Over the past decade, the Supreme Court has held in two cases—Baze v. Rees and Clossip v. Gross—that that when a death penalty inmate makes an Eighth Amendment claim that a particular method of execution is “cruel and unusual,” he must offer an acceptable alternative to the method he or she is complaining about.

 

Ronnie Bucklew did exactly as those decisions demanded: he provided the state of Missouri with an alternative that he be put to death by nitrogen gas, a process called “hypoxia” which causes death through a lack of oxygen. He said this method of death would be faster than the lethal injection being offered by Missouri.

 

“Superedded” Pain Principle

 

Justice Gorsuch dismissed the nitrogen gas method. Stern explained the right-wing justice’s reasoning this way:

 

“… Gorsuch rejected Bucklew’s claim, asserting that he failed to prove death by nitrogen would really be ‘feasible’ or less painful … Gorsuch [also] cast doubt on a vast range of precedents built on the ‘evolving standards of decency’ rule by substituting it for the ‘superadded pain’ principle. For instance, Supreme Court rulings outlawing the execution of minors, the mentally disabled, and individuals who committed nonhomicidal crimes all rest on the ‘evolving standards of decency’ rationale. So, too, do decisions that strictly limit the imposition of life without parole on juvenile offenders.

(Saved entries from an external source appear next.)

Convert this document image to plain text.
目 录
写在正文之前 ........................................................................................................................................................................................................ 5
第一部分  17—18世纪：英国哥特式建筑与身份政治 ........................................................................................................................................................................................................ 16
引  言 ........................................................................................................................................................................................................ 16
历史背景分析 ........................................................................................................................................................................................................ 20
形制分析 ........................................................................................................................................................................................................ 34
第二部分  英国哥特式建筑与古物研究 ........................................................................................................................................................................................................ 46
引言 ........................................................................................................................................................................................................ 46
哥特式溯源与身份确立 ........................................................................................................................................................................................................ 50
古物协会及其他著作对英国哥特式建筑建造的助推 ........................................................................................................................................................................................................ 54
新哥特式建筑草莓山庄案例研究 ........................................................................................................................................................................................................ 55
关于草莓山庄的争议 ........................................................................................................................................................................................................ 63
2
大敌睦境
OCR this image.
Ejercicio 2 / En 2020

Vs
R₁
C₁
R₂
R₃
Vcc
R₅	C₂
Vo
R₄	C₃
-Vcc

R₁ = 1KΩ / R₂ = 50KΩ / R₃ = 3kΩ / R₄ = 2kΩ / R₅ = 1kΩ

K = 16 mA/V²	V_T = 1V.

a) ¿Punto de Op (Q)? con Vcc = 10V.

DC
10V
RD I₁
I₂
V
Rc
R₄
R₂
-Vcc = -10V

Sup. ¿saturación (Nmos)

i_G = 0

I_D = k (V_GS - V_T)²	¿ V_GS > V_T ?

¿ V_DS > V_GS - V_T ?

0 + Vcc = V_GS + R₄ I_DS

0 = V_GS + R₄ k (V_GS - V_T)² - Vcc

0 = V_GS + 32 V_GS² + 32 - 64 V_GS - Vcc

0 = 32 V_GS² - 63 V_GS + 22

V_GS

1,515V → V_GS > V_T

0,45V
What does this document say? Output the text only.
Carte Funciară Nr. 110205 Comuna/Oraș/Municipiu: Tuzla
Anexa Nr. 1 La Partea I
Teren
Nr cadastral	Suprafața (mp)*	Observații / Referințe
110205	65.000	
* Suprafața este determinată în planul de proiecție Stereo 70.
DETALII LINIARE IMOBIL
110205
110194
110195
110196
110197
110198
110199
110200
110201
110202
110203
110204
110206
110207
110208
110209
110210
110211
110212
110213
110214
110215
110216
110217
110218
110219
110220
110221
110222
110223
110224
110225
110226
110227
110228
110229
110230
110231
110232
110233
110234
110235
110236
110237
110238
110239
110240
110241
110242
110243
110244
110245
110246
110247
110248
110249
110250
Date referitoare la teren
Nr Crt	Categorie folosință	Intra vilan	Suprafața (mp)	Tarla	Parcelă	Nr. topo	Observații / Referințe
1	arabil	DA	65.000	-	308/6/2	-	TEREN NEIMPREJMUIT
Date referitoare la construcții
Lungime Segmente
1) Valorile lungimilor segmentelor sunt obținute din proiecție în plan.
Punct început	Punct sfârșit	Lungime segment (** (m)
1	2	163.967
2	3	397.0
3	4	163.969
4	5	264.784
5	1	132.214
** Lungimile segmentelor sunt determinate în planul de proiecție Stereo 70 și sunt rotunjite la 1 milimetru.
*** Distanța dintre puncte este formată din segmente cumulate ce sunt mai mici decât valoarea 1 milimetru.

Kennedy favored this test, which may be why he voted to block Missouri from executing Russell Bucklew in 2018. Now Justice Brett Kavanaugh has replaced Kennedy, and on Monday, he provided the fifth vote to let Missouri kill Bucklew—and tacitly repudiate his predecessor’s Eighth Amendment jurisprudence.

 

“Criminal justice reformers must now wait for the other shoe to drop, to see how far Kavanaugh is willing to veer to the right. If the court pursues Gorsuch’s originalist path, then it must overturn Kennedy’s juvenile justice decisions and permit juvenile life without parole once again. It may do so as early as next year. The court could also allow the execution of minors, mentally disabled people, and those who committed crimes other than murder. So long as a state does not ‘superadd pain,’ it can apparently get away with anything, even barbarous executions that don’t intentionally inflict unnecessary suffering. Welcome to our post-Kennedy death penalty jurisprudence, where legalized torture is back on the table.”

 

In the Baze decision, Justice Thomas revised his originalist Eighth Amendment view in death penalty case with the ridiculous “superadded pain” theory. He wrote that an execution offends the Eighth Amendment only if “terror, pain, or disgrace” are “superadded” to method of death by the state. He argues that, “as originally understood, the Eighth Amendment only prohibited states from intentionally making executions more painful than they had to be.”

 

Any method of state-sanctioned execution, in and of itself, entails “terror, pain, [and] disgrace” as any second-year law student would understand.

 

The “EQUAL JUSTICE UNDER THE LAW” insignia should be removed from the entrance of the Supreme Court building. Justice is dispensed, and laws are interpreted, by the Court today based more on ideology than on prior precedent dealing with legitimate constitutional interpretations.

 

The Supreme Court is now truly the Court of Trump—and it appears that things will only get worse.